12:15PM, Thursday, February 22nd 2007.
Gates 104

Beyond Bloom Filters: Approximate Representations of Concurrent State Machines (and Some New Constructions for Bloom Filters)

Michael Mitzenmacher
Harvard University

Slides: [ppt]

About the talk:
Many networking applications require fast state lookups in a concurrent state machine, which tracks the state of a large number of flows simultaneously. We consider the question of how to compactly represent such concurrent state machines. To achieve compactness, we consider data structures for Approximate Concurrent State Machines(ACSMs) that can return false positives, false negatives, or a ``don't know'' response, a generalization of the standard notion of Bloom Filters. We describe three techniques based on Bloom filters and hashing, and evaluate them using both theoretical analysis and simulation. Our analysis leads us to an extremely efficient hashing-based scheme with several parameters that can be chosen to trade off space, computation, and the impact of errors. Our hashing scheme can also be used to provide an alternative structure with the same functionality and nearly the same complexity as a counting Bloom filter but that uses much less space. For example, for a 1\% false positive rate, our structure uses roughly half the space of a counting Bloom filter. We explain how ACSMs can be used for applications such as video congestion control and real-time detection of P2P traffic. Along the way, we'll find some new constructions of Bloom filters that are more efficient for reasonable parameters and well-suited for hardware implementation.

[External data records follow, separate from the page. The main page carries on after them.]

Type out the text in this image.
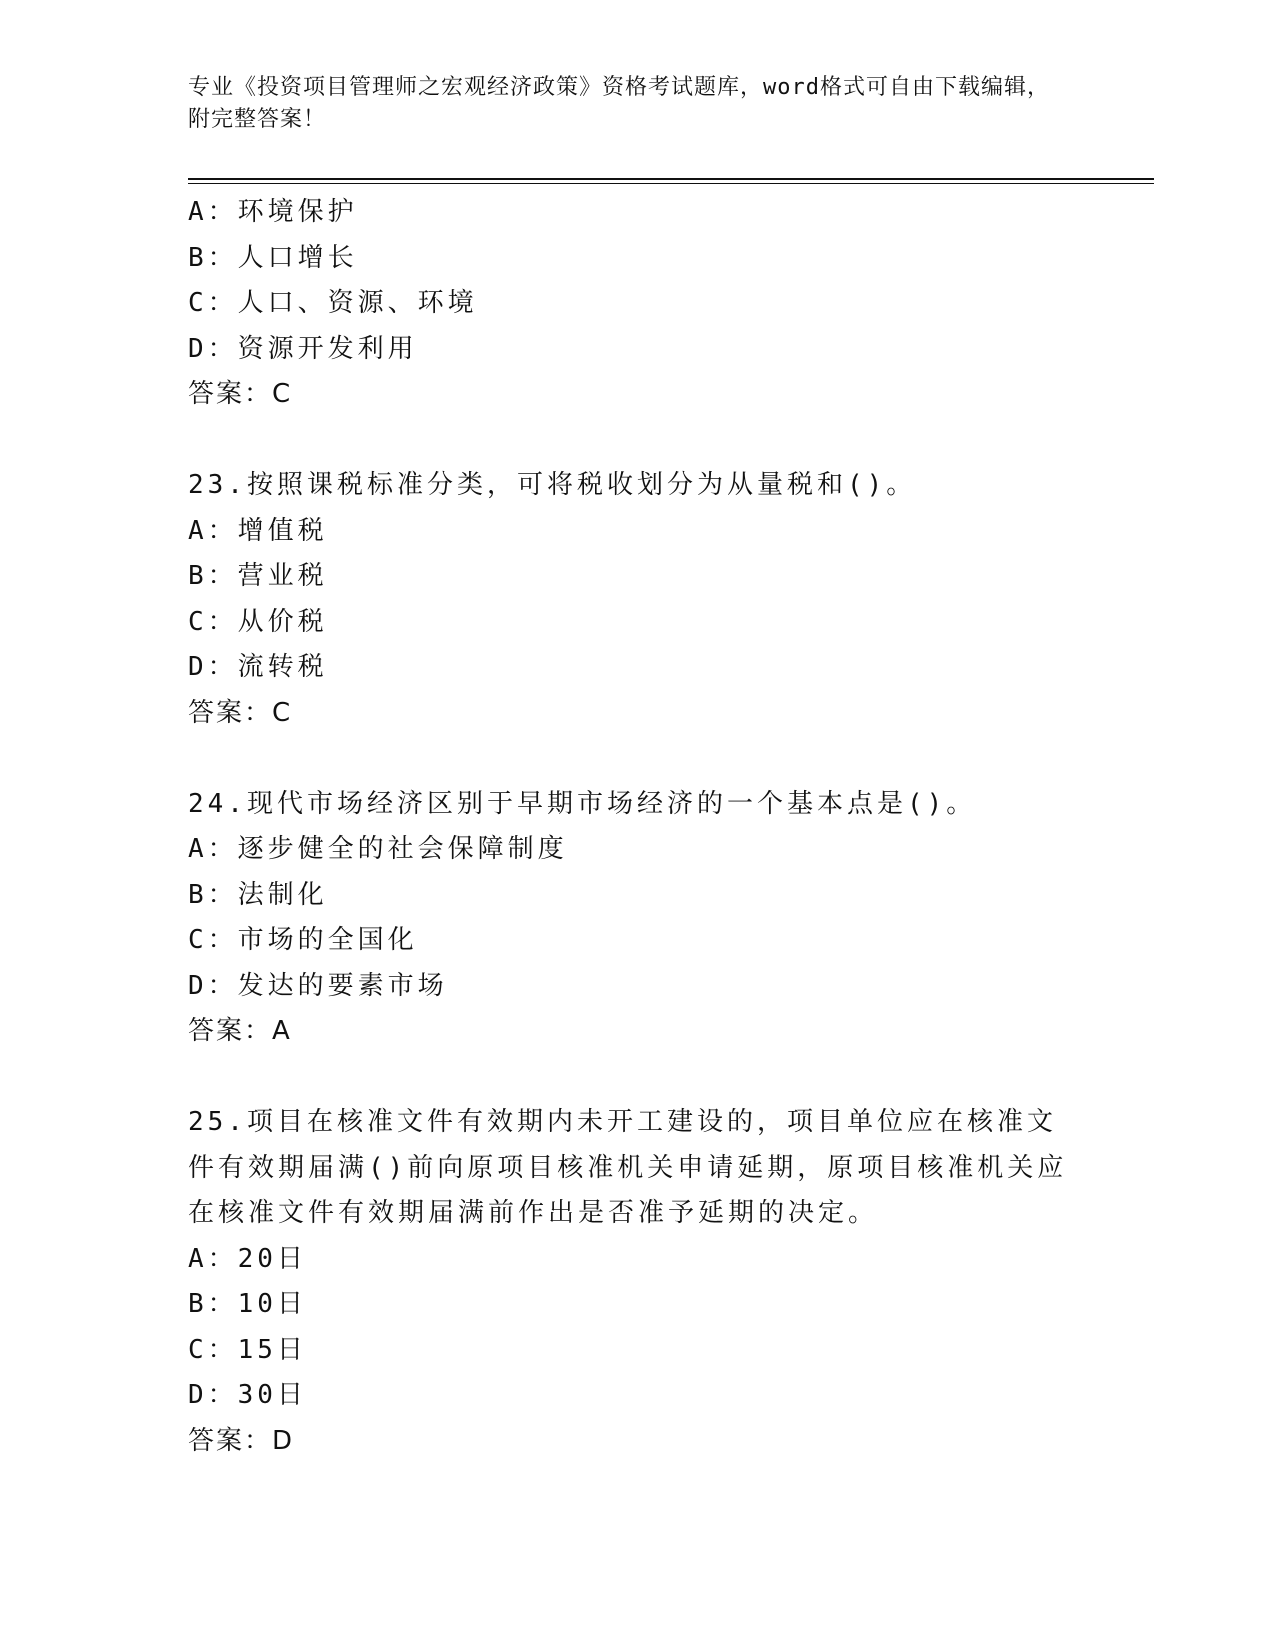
专业《投资项目管理师之宏观经济政策》资格考试题库，word格式可自由下载编辑，附完整答案！
A：环境保护
B：人口增长
C：人口、资源、环境
D：资源开发利用
答案：C
23.按照课税标准分类，可将税收划分为从量税和()。
A：增值税
B：营业税
C：从价税
D：流转税
答案：C
24.现代市场经济区别于早期市场经济的一个基本点是()。
A：逐步健全的社会保障制度
B：法制化
C：市场的全国化
D：发达的要素市场
答案：A
25.项目在核准文件有效期内未开工建设的，项目单位应在核准文件有效期届满()前向原项目核准机关申请延期，原项目核准机关应在核准文件有效期届满前作出是否准予延期的决定。
A：20日
B：10日
C：15日
D：30日
答案：D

Joint work with Flavio Bonomi, Rina Panigrahy, Sushil Singh, George Varghese


About the speaker:
Michael Mitzenmacher is a Professor of Computer Science in the Division of Engineering and Applied Sciences at Harvard University. Michael has authored or co-authored over 100 conference and journal publications on a variety of topics, including Internet algorithms, hashing, load-balancing, erasure codes, error-correcting codes, compression, bin-packing, and power laws. His work on low-density parity-check codes shared the 2002 IEEE Information Theory Society Best Paper Award. His first textbook on probabilistic techniques in computer science, co-written with Eli Upfal, was published in 2005 by Cambridge University Press.

Michael Mitzenmacher graduated summa cum laude with a degree in mathematics and computer science from Harvard in 1991. After studying math for a year in Cambridge, England, on the Churchill Scholarship, he obtained his Ph. D. in computer science at U.C. Berkeley in 1996. He then worked at Digital Systems Research Center until joining the Harvard faculty in 1999.